I was away for the weekend, and this is a smattering of the headlines I came back to, just on the first couple sites that I frequently read from:
- AI in Software Development: Productivity at the Cost of Code Quality?
- Gemini Code Assist Goes Free: What DevOps Teams Need to Know About Google’s AI Coding Tool
- AI in Dev Tools: Accelerating but Learning the Limits
- AI Coding: New Research Shows Even the Best Models Struggle With Real-World Software Engineering
To be fair, the tone has generally shifted away from the early Chicken Little sky-is-falling doomsday analysis; three of those four articles take a much more limited view of AI’s ability to code (and the fourth isn’t testing the possibility of replacing SWEs).
There have been benchmarks done on the coding ability of AI, but the last article above — “AI Coding: New Research Shows…” — talks about a new academic paper proposing a more in-depth benchmark that perhaps better captures the work done by a SWE or SWE Manager.
The study, “SWE-Lancer: Can Frontier LLMs Earn $1 Million from Real-World Freelance Software Engineering?“, describes their new benchmark. I’ll let the abstract speak for itself:
We introduce SWE-Lancer, a benchmark of over
1,400 freelance software engineering tasks from
Upwork, valued at $1 million USD total in real-world
payouts. SWE-Lancer encompasses both
independent engineering tasks — ranging from
$50 bug fixes to $32,000 feature implementations
— and managerial tasks, where models
choose between technical implementation proposals.
Independent tasks are graded with end-to-
end tests triple-verified by experienced software
engineers, while managerial decisions are
assessed against the choices of the original hired
engineering managers.

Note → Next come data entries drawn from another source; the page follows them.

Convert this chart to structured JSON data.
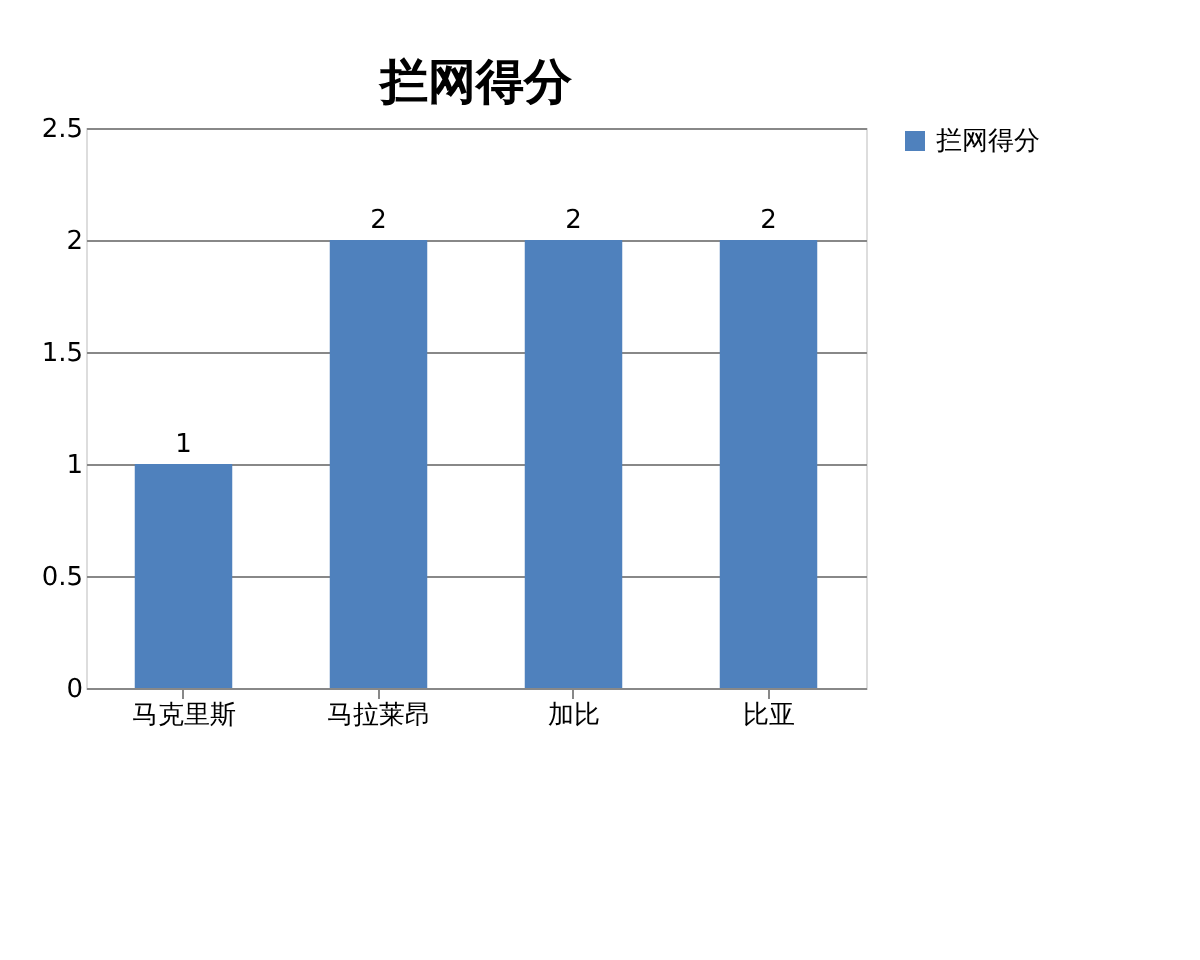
{
  "chart_data": {
    "type": "bar",
    "title": "拦网得分",
    "categories": [
      "马克里斯",
      "马拉莱昂",
      "加比",
      "比亚"
    ],
    "series": [
      {
        "name": "拦网得分",
        "color": "#4f81bd",
        "values": [
          1,
          2,
          2,
          2
        ]
      }
    ],
    "ylim": [
      0,
      2.5
    ],
    "yticks": [
      0,
      0.5,
      1,
      1.5,
      2,
      2.5
    ],
    "grid": "y",
    "legend": "right",
    "data_labels": true
  }
}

We evaluate model performance
and find that frontier models are still
unable to solve the majority of tasks… By
mapping model performance to monetary value,
we hope SWE-Lancer enables greater research
into the economic impact of AI model development.

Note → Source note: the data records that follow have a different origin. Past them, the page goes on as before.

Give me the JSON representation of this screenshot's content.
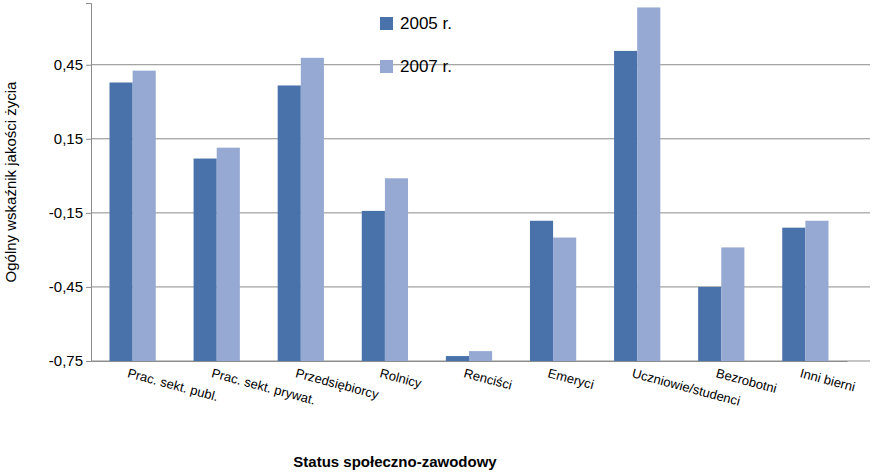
{
  "chart_data": {
    "type": "bar",
    "x_label": "Status społeczno-zawodowy",
    "y_label": "Ogólny wskaźnik jakości życia",
    "categories": [
      "Prac. sekt. publ.",
      "Prac. sekt. prywat.",
      "Przedsiębiorcy",
      "Rolnicy",
      "Renciści",
      "Emeryci",
      "Uczniowie/studenci",
      "Bezrobotni",
      "Inni bierni"
    ],
    "series": [
      {
        "name": "2005 r.",
        "color": "#4a72aa",
        "values": [
          0.378,
          0.07,
          0.366,
          -0.142,
          -0.73,
          -0.182,
          0.506,
          -0.45,
          -0.21
        ]
      },
      {
        "name": "2007 r.",
        "color": "#95a9d2",
        "values": [
          0.426,
          0.114,
          0.478,
          -0.01,
          -0.71,
          -0.25,
          0.682,
          -0.29,
          -0.182
        ]
      }
    ],
    "ylim": [
      -0.75,
      0.7
    ],
    "yticks": [
      {
        "value": -0.75,
        "label": "-0,75"
      },
      {
        "value": -0.45,
        "label": "-0,45"
      },
      {
        "value": -0.15,
        "label": "-0,15"
      },
      {
        "value": 0.15,
        "label": "0,15"
      },
      {
        "value": 0.45,
        "label": "0,45"
      }
    ],
    "grid": true,
    "legend": "top"
  }
}
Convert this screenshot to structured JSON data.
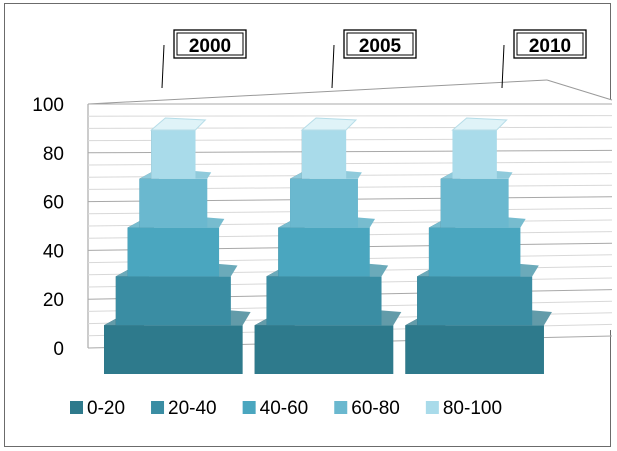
{
  "chart_data": {
    "type": "bar",
    "style": "3d-stacked-pyramid",
    "categories": [
      "2000",
      "2005",
      "2010"
    ],
    "series": [
      {
        "name": "0-20",
        "values": [
          20,
          20,
          20
        ],
        "color": "#2e7a8c"
      },
      {
        "name": "20-40",
        "values": [
          20,
          20,
          20
        ],
        "color": "#3a8da3"
      },
      {
        "name": "40-60",
        "values": [
          20,
          20,
          20
        ],
        "color": "#4aa6bf"
      },
      {
        "name": "60-80",
        "values": [
          20,
          20,
          20
        ],
        "color": "#6ab8cf"
      },
      {
        "name": "80-100",
        "values": [
          20,
          20,
          20
        ],
        "color": "#a9dbea"
      }
    ],
    "yticks": [
      0,
      20,
      40,
      60,
      80,
      100
    ],
    "ylim": [
      0,
      100
    ],
    "grid": true,
    "legend": "bottom"
  }
}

Some interesting things from the article:
- They allow the real payouts act as a proxy for the difficulty of the task.
- They use the real-world Expensify open-source repository, and the tasks sometimes require the context of different parts of the code base to solve.
- They grade by end-to-end tests instead of unit tests. This is much less susceptible to manipulation and it provides a better insight into the actual efficacy of the solution within the product.

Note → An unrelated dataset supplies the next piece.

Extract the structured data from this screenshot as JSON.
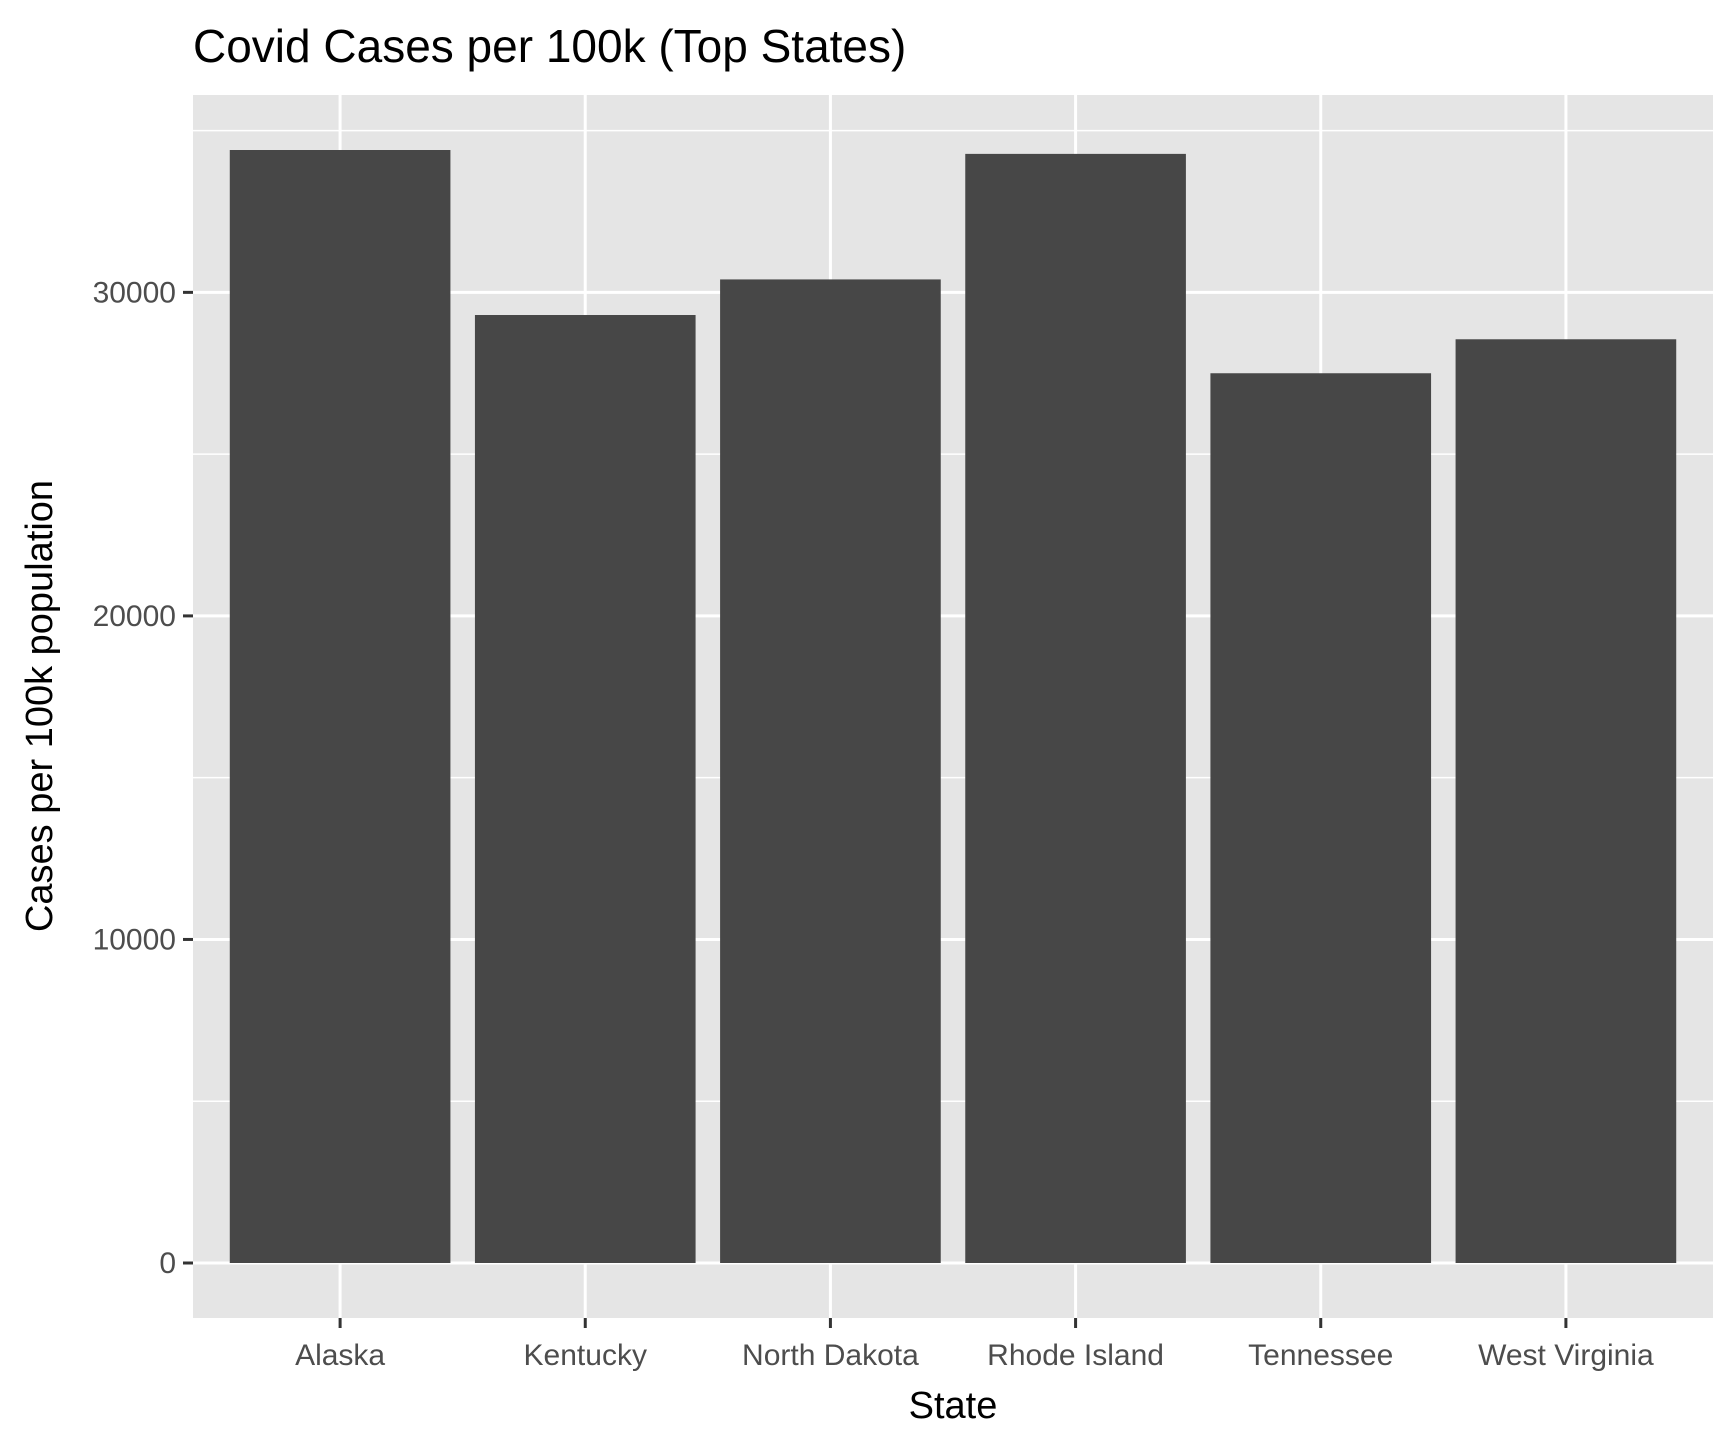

- They used a variety of tasks categorized either as “IC SWE” for implementation tasks or “SWE Manager” for making a choice between different proposals.
Results
On the IC SWE tasks, the article compared OpenAI’s ChatGTP o1 model against Anthropic’s Claude 3.5 Sonnet. (They also included GPT-4o, which performed less well.)
| Model | Tasks Passed | Money Earned |
|---|---|---|
| GPT o1 | 16.5% | 12.1% |
| Claude 3.5 Sonnet | 26.2% | 24.5% |
Notice that the percentage of tasks is higher than the money earned. This tells me that on average the models were more successful at the easier tasks, as one might expect.
The rates of success were much higher on the SWE Manager tasks:
| Model | Tasks Passed | Money Earned |
|---|---|---|
| GPT o1 | 41.5% | 51.8% |
| Claude 3.5 Sonnet | 44.9% | 56.8% |
Interestingly, the AI seems to have done well at harder-than-average tasks.
I’d like to also point out that since the SWE Manager tasks involved choosing between 4-5 proposed solutions, a coin-flip would have passed 20-25% of tasks. I don’t say this to minimize the results; only to say that there’s no valuable comparison between the performance on the two data sets.
So what does this mean? Am I out of a job yet? Probably not, but it’s very useful to have better benchmarks.
I’d really like to see a proper analysis of how well the AIs do based on the difficulty of the task: are they competent at junior-type problems yet?
And for comparison, I’d like to see how actual human engineers do on these benchmarks.